The lesson was forced upon me. As a working mother, I couldn’t read like I wanted to read.
Awake by four-thirty or five, my day began with a mad rush to collect lunches and afterschool supplies. From eight to five, I was teaching and grading papers. From five to seven, I was carting kids around town. From seven until bedtime, I was making dinner, running the laundry, tying up loose ends. I barely had time to sleep, let alone sit down with a book.
But my soul felt like it was starving. In the evenings, I would hide in the bathtub, trying to squeeze in a few pages—minutes stretching into an hour as the water grew cold.
While cleaning the kitchen one day, I clicked on some YouTube readings. The quality wasn’t great, but I could at least get the information in my head.
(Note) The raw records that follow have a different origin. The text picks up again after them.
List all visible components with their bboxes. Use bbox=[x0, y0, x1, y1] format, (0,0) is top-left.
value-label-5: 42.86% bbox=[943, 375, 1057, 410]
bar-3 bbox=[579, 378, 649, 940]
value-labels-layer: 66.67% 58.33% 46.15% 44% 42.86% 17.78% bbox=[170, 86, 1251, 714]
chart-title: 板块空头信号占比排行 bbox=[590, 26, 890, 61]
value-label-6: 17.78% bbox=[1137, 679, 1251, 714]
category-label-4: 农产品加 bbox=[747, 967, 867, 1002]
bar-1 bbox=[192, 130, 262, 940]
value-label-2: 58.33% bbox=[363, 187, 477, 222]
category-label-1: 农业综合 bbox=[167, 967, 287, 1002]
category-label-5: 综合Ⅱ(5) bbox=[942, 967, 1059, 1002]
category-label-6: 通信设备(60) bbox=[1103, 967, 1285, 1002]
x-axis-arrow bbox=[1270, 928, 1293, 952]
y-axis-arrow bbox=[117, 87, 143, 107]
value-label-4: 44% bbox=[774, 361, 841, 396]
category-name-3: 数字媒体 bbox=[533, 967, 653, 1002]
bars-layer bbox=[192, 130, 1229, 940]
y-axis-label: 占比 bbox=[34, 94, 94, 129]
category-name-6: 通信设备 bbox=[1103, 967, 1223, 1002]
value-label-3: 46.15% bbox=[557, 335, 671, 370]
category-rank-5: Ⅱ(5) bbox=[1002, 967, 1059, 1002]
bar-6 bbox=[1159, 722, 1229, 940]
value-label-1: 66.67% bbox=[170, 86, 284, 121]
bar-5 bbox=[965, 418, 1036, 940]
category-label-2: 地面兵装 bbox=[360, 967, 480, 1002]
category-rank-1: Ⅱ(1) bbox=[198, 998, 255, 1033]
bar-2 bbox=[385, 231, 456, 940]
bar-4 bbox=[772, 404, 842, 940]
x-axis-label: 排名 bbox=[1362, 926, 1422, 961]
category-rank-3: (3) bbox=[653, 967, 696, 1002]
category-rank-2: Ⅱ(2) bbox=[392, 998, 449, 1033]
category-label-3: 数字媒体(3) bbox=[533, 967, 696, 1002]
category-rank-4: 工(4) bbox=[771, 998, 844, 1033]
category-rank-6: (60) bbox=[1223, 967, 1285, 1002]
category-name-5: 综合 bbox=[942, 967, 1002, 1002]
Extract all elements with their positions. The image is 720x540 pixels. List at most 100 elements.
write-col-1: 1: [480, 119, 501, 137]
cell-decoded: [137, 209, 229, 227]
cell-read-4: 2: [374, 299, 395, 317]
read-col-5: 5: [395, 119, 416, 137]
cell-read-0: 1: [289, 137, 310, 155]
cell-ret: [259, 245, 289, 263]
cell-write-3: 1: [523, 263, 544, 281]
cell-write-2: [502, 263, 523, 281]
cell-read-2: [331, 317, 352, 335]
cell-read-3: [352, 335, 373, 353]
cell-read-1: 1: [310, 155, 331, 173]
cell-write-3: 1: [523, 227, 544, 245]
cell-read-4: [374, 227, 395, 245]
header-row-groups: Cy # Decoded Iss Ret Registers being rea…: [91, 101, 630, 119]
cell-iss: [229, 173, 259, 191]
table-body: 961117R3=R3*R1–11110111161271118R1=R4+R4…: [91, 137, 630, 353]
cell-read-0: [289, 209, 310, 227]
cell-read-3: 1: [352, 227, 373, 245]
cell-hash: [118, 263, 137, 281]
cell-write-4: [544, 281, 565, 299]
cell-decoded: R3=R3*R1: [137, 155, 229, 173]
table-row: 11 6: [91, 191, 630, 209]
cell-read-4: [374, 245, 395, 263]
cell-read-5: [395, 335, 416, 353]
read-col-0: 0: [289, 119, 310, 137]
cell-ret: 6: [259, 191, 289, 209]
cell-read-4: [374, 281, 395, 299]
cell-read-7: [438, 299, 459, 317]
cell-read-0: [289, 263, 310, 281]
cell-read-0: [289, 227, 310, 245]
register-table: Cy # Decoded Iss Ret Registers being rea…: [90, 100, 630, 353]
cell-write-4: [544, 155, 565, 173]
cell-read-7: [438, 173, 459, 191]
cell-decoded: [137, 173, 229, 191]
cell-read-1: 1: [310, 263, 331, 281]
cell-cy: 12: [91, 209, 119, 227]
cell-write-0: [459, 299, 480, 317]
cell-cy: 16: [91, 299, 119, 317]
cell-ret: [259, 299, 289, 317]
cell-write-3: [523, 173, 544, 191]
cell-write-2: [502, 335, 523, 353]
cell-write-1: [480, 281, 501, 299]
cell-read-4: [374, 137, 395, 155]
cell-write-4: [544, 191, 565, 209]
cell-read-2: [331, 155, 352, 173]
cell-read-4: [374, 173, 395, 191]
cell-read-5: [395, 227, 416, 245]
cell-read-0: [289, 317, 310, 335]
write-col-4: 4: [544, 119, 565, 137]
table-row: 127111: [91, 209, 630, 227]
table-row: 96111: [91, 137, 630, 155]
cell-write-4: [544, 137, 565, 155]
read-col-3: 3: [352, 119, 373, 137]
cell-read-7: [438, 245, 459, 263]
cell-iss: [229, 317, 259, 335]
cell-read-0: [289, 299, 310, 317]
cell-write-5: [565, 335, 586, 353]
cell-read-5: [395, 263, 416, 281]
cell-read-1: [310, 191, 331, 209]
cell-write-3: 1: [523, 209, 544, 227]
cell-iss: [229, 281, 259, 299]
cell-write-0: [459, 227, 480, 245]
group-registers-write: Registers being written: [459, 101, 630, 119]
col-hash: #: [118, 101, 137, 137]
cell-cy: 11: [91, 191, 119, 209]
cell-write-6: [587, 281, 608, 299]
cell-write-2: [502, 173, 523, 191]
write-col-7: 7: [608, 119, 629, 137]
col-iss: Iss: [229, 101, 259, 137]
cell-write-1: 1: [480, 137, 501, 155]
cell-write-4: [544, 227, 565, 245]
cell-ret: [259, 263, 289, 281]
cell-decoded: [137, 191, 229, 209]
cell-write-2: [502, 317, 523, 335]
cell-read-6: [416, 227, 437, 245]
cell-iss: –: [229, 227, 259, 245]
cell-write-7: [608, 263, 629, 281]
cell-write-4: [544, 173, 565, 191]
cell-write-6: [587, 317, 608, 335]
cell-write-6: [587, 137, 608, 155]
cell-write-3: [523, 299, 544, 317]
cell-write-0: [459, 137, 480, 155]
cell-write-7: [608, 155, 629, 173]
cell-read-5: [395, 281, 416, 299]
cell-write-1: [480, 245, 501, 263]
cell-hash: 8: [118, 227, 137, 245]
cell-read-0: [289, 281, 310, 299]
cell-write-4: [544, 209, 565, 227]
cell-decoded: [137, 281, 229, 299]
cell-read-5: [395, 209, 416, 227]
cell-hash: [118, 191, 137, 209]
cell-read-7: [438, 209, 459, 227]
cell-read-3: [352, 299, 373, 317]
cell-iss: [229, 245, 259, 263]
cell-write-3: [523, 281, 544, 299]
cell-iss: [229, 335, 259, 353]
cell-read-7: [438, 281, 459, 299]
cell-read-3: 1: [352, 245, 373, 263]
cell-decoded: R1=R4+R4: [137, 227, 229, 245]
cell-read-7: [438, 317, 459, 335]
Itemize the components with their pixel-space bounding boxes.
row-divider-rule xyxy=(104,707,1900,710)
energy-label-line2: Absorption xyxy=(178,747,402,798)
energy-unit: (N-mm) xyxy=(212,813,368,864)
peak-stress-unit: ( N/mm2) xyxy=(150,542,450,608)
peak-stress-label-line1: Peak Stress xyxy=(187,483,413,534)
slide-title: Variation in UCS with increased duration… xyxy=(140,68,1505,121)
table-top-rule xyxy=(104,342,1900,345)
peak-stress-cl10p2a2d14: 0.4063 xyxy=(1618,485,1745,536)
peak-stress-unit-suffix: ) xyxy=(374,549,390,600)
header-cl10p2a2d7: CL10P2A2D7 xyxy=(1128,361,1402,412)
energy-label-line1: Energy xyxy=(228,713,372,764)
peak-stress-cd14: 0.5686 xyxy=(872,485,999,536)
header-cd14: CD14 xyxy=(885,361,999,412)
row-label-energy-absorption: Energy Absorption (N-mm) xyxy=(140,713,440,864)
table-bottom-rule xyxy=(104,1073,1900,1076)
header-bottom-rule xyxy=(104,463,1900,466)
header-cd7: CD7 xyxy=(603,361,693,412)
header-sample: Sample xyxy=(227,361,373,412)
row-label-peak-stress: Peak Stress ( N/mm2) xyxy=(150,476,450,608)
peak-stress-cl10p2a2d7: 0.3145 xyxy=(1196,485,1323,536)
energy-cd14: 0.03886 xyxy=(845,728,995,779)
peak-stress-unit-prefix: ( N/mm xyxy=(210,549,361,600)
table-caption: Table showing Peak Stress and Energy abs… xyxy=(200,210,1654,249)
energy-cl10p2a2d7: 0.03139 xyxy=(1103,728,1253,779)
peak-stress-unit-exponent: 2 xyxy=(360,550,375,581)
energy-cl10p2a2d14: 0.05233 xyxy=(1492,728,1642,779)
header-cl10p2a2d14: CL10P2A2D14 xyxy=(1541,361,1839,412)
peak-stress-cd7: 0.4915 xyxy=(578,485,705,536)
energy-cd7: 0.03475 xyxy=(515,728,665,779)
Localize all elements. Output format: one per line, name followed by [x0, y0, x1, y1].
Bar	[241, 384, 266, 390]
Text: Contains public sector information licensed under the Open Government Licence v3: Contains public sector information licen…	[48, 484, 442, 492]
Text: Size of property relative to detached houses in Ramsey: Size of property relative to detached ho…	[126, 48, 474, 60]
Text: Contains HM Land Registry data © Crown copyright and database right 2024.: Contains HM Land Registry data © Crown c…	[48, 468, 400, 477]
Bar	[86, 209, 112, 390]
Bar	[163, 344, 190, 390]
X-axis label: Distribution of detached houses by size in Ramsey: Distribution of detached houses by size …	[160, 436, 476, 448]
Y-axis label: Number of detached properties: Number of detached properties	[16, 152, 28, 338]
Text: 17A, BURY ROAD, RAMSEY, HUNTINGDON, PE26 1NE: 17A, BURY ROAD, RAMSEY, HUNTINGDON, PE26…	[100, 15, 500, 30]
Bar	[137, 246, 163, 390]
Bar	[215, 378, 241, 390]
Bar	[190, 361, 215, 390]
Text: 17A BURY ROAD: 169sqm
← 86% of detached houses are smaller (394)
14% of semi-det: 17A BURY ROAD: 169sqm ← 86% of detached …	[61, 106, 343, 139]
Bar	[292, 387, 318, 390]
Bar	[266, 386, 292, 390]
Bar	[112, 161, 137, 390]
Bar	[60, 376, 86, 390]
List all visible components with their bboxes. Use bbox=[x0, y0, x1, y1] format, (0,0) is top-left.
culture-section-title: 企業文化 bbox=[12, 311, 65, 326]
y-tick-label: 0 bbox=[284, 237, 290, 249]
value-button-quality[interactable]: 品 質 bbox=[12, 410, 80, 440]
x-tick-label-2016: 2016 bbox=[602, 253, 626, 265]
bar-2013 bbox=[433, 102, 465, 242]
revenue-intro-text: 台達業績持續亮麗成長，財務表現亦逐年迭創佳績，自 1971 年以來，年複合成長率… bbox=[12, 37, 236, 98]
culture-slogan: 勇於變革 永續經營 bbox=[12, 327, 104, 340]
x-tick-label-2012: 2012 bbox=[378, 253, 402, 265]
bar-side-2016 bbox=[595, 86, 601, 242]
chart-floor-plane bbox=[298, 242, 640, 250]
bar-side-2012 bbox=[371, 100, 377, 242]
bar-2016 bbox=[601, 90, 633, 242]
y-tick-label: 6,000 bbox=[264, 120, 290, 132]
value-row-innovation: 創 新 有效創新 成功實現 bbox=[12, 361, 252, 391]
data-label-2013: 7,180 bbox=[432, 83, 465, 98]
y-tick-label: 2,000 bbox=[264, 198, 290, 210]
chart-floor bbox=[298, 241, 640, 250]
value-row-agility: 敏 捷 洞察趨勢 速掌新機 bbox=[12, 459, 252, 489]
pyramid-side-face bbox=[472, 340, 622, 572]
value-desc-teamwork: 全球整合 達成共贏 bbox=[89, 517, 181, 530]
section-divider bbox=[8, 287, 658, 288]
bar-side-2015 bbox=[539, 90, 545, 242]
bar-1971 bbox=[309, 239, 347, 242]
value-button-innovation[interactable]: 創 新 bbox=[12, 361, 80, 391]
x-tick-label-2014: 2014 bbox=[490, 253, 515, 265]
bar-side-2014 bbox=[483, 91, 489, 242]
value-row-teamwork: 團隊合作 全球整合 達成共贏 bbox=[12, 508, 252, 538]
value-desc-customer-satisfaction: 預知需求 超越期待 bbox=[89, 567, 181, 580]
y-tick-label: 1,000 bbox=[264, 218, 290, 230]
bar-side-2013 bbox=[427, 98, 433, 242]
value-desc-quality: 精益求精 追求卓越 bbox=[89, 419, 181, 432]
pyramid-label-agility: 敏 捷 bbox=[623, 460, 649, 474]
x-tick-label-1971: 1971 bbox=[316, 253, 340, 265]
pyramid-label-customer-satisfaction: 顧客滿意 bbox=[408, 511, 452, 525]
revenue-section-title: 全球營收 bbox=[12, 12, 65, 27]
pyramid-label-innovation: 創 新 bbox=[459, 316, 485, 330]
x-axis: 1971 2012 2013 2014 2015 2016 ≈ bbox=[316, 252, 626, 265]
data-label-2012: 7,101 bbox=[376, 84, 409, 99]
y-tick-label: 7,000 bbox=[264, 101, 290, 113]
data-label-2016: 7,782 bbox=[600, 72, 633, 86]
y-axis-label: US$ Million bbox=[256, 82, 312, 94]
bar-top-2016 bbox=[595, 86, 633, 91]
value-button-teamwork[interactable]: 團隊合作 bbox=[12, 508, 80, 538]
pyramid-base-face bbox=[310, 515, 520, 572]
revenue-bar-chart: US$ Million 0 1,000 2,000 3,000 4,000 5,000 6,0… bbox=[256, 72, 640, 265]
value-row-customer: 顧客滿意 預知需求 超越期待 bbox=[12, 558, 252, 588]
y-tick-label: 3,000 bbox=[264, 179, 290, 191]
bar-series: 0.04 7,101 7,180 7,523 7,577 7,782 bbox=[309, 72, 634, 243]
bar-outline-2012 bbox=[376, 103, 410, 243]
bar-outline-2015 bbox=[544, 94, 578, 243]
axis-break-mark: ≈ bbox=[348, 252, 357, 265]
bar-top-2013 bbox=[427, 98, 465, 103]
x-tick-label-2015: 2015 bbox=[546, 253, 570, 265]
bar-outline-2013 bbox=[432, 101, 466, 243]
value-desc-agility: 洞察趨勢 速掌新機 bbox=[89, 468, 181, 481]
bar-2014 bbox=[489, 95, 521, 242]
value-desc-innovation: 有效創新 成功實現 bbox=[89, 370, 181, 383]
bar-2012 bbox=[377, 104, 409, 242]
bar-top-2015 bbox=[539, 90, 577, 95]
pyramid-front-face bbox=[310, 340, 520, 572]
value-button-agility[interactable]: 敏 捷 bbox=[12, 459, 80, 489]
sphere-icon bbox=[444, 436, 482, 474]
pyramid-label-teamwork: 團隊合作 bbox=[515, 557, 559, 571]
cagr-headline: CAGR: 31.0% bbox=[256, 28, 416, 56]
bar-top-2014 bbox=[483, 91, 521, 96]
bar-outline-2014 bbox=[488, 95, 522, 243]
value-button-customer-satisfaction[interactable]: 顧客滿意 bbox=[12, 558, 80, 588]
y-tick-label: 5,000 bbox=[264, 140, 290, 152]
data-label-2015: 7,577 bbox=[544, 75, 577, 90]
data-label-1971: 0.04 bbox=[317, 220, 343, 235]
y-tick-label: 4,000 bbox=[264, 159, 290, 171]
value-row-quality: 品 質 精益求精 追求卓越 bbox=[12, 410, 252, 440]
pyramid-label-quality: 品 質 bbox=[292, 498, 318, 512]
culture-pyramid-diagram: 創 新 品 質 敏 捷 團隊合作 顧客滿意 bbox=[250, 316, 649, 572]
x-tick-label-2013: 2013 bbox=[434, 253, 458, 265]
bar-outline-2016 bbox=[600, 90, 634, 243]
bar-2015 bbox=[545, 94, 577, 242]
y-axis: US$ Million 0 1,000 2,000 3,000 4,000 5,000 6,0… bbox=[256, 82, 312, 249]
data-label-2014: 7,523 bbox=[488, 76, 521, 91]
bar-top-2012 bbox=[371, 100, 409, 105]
Thrilling. This had potential. From there, I transitioned to Librivox, then to an Audible subscription.
It was a strange move for someone with my priorities. Even though I have a graduate degree in oral literature—even though I know that the transfer of human ideas has its roots in the spoken tongue, I’d long continued to rank input quality by the prejudices of modernity.
Walter Ong’s Orality and Literacy, addresses the importance of auditory input:
“Sight isolates, sound incorporates. Whereas sight situates the observer outside what he views, at a distance, sound pours into the hearer. Vision dissects, as Merleau-Ponty has observed (1961). Vision comes to a human being from one direction at a time: to look at a room or a landscape, I must move my eyes around from one part to another. When I hear, however, I gather sound simultaneously from every directions at once; I am at the center of my auditory world, which envelopes me, establishing me at a kind of core of sensation and existence… You can immerse yourself in hearing, in sound. There is no way to immerse yourself similarly in sight.”
I don’t think Ong’s conclusion applies to all circumstances. As the mother of a colorblind child, it would be difficult for me to stomach an argument suggesting that my son needed a full range of spectrum to comprehend the world wholeheartedly. Those who juggle physical limitations have enough struggles without being told that they need what they cannot have. Because of this, I assume that God has a way of widening and deepening experience for those who have unique challenges. But for those who have the option to both see and hear, what can we discovered by the exercise of auditory input?
Today I was reading an article on The New York Times when I decided to select the same text and let the reader on my computer offer it to me aloud instead. For the sake of the point I’m making here, I should probably let you know that I’ve always scored high on reading comprehension tests. I’m a fast, strong reader, and my eyes are trained to look for key details. However, being able to harvest main ideas isn’t the same thing as being able to read perfectly.
As my computer’s voice reader kept the same pace throughout its delivery, I was forced to hear nuances that I had missed in my visual reading. Every sentence held equal weight, meaning the usual decisions I make (instinctively) about where to rush or rest my eyes inside of a block of text were stripped away. The conclusions I drew after listening were different from the conclusions I had drawn after reading.
As I have been slowly working through Les Mis over the past year, I’ve hit this same realization dozens of times. A few times, I have read a chapter on Kindle, read over the same chapter in a hard copy of the book, and then listened to George Guidall read it to me. Inevitably, the audio book has revealed information that I have missed in visual venues.
Especially in a book as complicated as Les Mis—a book full of diversions into history and culture—I tend to blitz paragraphs about French political leaders and bizarre nuances of monastic life. Yet, when those same sections are read aloud, I realize why Hugo included them.
It’s been humbling for me to discover that a venue I used to consider secondary can sometimes be superior to traditional reading. It’s also been liberating.
Lately, I have grown comfortable integrating audio books into my life as much as possible, playing them while I drive, clean, and exercise. I can tell that listening enhances reading and vice-versa. This ambidextrous approach allows me to work with my limitations in a spirit of gratitude instead of self-pity. My connection to great literature has not only been restored, but I am also able to learn in some ways that I wouldn’t have pursued if I hadn’t been forced to reach out beyond my own traditions.
If your life is too busy, and if you feel like you are withering away without your old long hours curled up with a physical book, I hope this post will encourage you to experiment a little. Actually, I find myself giggling a nowadays when stodgy old souls say things like, “Listening to a book isn’t READING it.” That’s bunk. For many decades, families sat before blazing fires listening to one another read aloud. For centuries before that, stories were passed from generation to generation by voice alone. Taking time to hear aligns you with some of the oldest and best traditions of human narrative. Stand expectantly on the cusp of your worn out, traditional reading map. Beyond this border be dragons—and this is not such a bad thing.